Para encontrar semejantes niveles de déficit comercial es necesario remontarse a los momentos de auge de la convertibilidad. Para no abrumar con números piense el lector que la actual administración necesitará dólares no solamente para financiar el déficit comercial, sino también los intereses de la deuda, vieja y nueva, y dada su particular visión de la economía, también para cubrir déficit fiscal, que en 2017, siempre dando por ciertas las predicciones, sería del 2,4 por ciento (primario) con un resultado financiero negativo de 5 puntos del PIB. La suma para financiar todos los ítems demandaría una emisión de deuda en divisas de cerca de 30 mil millones de dólares, pero el Presupuesto 2017 prevé, por las dudas, 47 mil millones.
No hace falta hacer un ejercicio detallado de sustentabilidad financiera para saber adónde conduce un escenario como el que se proyecta. Una economía deficitaria en dólares, que toma descontroladamente deuda en divisas, lleva inexorablemente al aumento intertemporal de la dependencia y asegura por décadas la extracción colonial del excedente.
En la lucha ideológica por la significación teórica expresiones como “dependencia” o “colonial” fueron estigmatizadas y relegadas a los márgenes del mainstream político y económico. Sin embargo esto es lo que vuelve a suceder con la economía local: la recreación de la dependencia para la extracción colonial del excedente, la vuelta a la normalidad en la división internacional del trabajo, todo ello con el entusiasmo y las felicitaciones de Estados Unidos, Europa y los organismos financieros internacionales y dinamitando las alianzas regionales construidas en la década pasada.

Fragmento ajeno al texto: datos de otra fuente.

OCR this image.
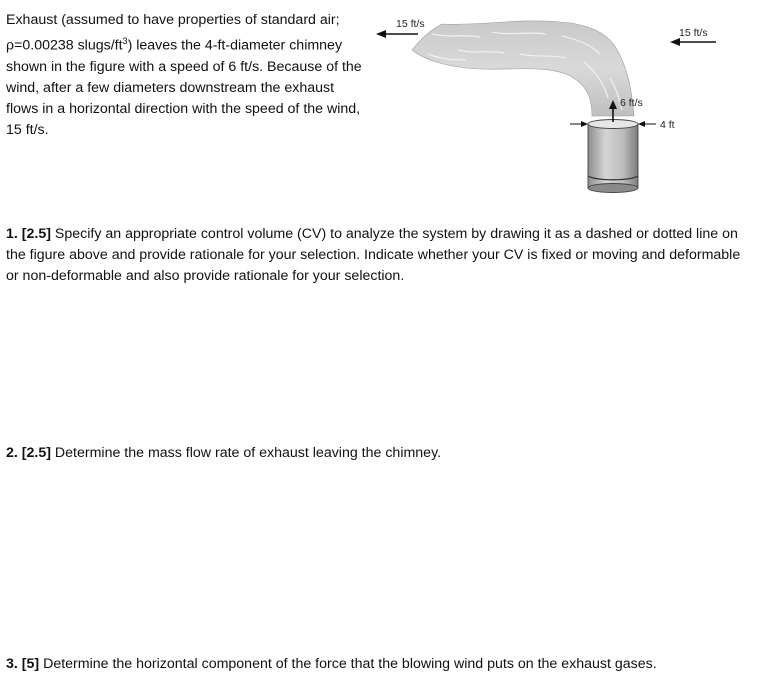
Exhaust (assumed to have properties of standard air; ρ=0.00238 slugs/$ft^3$) leaves the 4-ft-diameter chimney shown in the figure with a speed of 6 ft/s. Because of the wind, after a few diameters downstream the exhaust flows in a horizontal direction with the speed of the wind, 15 ft/s.

15 ft/s
15 ft/s
6 ft/s
4 ft

1. [2.5] Specify an appropriate control volume (CV) to analyze the system by drawing it as a dashed or dotted line on the figure above and provide rationale for your selection. Indicate whether your CV is fixed or moving and deformable or non-deformable and also provide rationale for your selection.

2. [2.5] Determine the mass flow rate of exhaust leaving the chimney.

3. [5] Determine the horizontal component of the force that the blowing wind puts on the exhaust gases.
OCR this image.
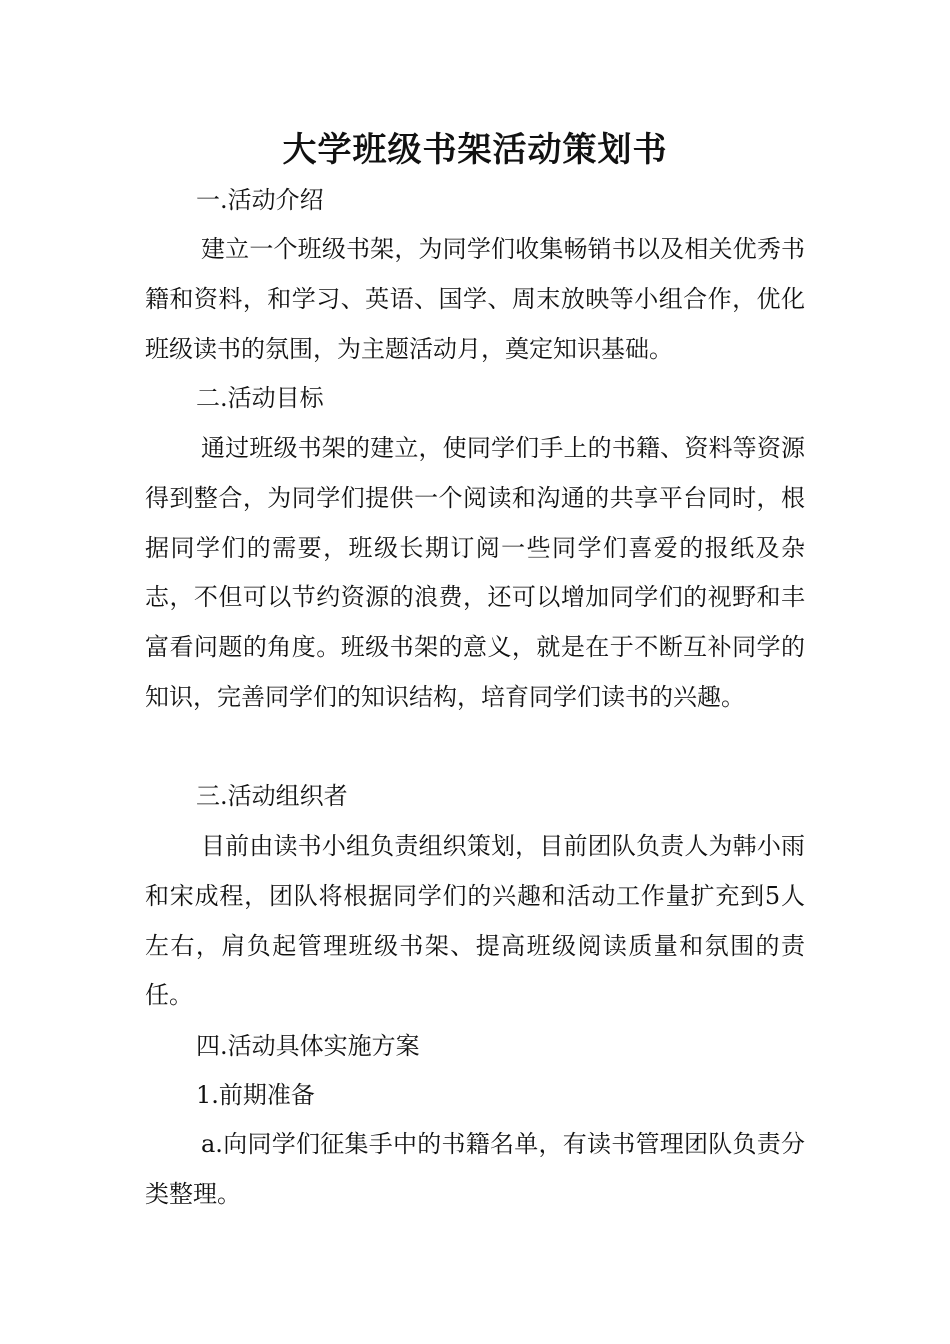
大学班级书架活动策划书

一.活动介绍

建立一个班级书架，为同学们收集畅销书以及相关优秀书籍和资料，和学习、英语、国学、周末放映等小组合作，优化班级读书的氛围，为主题活动月，奠定知识基础。

二.活动目标

通过班级书架的建立，使同学们手上的书籍、资料等资源得到整合，为同学们提供一个阅读和沟通的共享平台同时，根据同学们的需要，班级长期订阅一些同学们喜爱的报纸及杂志，不但可以节约资源的浪费，还可以增加同学们的视野和丰富看问题的角度。班级书架的意义，就是在于不断互补同学的知识，完善同学们的知识结构，培育同学们读书的兴趣。

三.活动组织者

目前由读书小组负责组织策划，目前团队负责人为韩小雨和宋成程，团队将根据同学们的兴趣和活动工作量扩充到5人左右，肩负起管理班级书架、提高班级阅读质量和氛围的责任。

四.活动具体实施方案

1.前期准备

a.向同学们征集手中的书籍名单，有读书管理团队负责分类整理。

Una economía como ésta, manejada por un puñado de multinacionales asentadas en los sectores con ventajas comparativas estáticas, no necesita nuevas industrias. Tampoco desarrollar su complejo científico tecnológico, lo que explica el fuerte recorte presupuestario, poda que el ministro del área consideró apenas un acto de mayor prolijidad.
Los problemas más evidentes del nuevo modelo continúan siendo dos; la sustentabilidad financiera de largo plazo y la por ahora latente resistencia de las mayorías; la sustentabilidad social. La primera aguanta unos años. La segunda es un misterio.